Zulip Chat Archive

Stream: new members

Topic: bind variable with existential quantifier

Matt Yan (Feb 10 2022 at 05:39):

Hi, I'm doing the natural number game, currently I have

d : mynat,
h : a = b + d

I want to do a rw ← le_iff_exists_add b a at h, to obtain b <= a, however le_iff_exists_add is formulated with the existential quantifier, how can I bind d into h using the existential quantifier?
image.png

Mario Carneiro (Feb 10 2022 at 05:54):

I would instead write this as have := (le_iff_exists_add _ _).2 \<_, h\>

Matt Yan (Feb 10 2022 at 06:25):

Thanks! It works! Can you explain what the \< \> brackets do?
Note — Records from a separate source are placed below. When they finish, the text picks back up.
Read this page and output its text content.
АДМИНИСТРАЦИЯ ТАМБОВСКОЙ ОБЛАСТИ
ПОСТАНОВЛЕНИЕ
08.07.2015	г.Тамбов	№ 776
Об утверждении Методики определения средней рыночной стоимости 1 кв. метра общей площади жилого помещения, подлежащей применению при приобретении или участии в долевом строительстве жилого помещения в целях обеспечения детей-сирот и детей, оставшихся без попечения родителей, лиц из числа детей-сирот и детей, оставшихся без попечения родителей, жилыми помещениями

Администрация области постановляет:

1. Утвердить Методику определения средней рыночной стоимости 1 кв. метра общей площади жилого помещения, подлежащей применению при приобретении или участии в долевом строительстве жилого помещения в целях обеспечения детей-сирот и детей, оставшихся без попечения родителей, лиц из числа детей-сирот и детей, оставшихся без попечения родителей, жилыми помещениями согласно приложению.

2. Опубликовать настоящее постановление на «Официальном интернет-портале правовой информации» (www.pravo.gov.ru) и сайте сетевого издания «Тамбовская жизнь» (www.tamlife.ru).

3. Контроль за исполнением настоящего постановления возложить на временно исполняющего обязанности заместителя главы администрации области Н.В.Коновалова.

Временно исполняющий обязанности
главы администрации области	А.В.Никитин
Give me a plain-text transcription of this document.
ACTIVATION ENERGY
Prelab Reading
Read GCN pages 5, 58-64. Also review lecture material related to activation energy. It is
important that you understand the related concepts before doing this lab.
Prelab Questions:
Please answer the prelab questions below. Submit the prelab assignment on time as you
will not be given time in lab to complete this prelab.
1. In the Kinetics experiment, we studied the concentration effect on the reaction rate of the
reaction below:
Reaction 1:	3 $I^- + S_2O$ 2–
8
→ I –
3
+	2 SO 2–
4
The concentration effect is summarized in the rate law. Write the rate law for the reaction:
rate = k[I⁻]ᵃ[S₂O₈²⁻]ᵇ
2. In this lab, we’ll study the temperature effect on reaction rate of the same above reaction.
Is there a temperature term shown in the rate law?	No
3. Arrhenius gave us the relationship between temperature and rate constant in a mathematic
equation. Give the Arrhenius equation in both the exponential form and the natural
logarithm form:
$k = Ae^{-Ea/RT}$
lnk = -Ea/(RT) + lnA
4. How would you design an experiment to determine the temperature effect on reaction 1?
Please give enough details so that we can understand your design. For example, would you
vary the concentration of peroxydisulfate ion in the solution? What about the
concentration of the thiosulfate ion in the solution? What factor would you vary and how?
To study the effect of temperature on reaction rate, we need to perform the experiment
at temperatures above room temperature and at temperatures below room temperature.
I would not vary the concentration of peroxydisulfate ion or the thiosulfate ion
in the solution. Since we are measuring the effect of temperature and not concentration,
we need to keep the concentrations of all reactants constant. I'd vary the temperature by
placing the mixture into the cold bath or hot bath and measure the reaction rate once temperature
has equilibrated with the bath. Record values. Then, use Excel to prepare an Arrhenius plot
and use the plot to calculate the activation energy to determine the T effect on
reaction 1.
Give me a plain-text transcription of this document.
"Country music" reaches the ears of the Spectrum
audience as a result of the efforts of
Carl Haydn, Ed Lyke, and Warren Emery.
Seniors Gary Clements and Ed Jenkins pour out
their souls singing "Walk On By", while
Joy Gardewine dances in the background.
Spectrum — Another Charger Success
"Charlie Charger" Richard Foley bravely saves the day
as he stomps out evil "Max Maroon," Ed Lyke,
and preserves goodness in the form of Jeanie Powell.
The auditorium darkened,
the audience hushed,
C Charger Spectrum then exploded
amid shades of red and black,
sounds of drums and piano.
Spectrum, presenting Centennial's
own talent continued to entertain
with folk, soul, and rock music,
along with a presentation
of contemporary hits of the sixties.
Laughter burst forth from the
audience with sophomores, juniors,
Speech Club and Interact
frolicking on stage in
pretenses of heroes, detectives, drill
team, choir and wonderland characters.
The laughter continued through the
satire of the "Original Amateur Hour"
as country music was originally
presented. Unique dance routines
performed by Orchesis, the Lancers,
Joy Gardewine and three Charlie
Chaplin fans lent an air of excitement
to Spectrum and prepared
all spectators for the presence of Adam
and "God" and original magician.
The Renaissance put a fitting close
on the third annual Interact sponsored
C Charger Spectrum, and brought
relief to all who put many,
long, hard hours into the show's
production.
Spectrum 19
Mario Carneiro (Feb 10 2022 at 07:52):

They are called "anonymous constructor brackets", they construct a proof of various tuple-like things, in particular p /\ q and \exists x : A, p x

Mario Carneiro (Feb 10 2022 at 07:53):

It is possible to do this with a rewrite but you would have to specify exactly the existential you want first, something like have h : \exists d, a = b + d := \<_, h\>

Mario Carneiro (Feb 10 2022 at 07:53):

and then rw <- le_iff_exists_add at h

Last updated: Dec 20 2023 at 11:08 UTC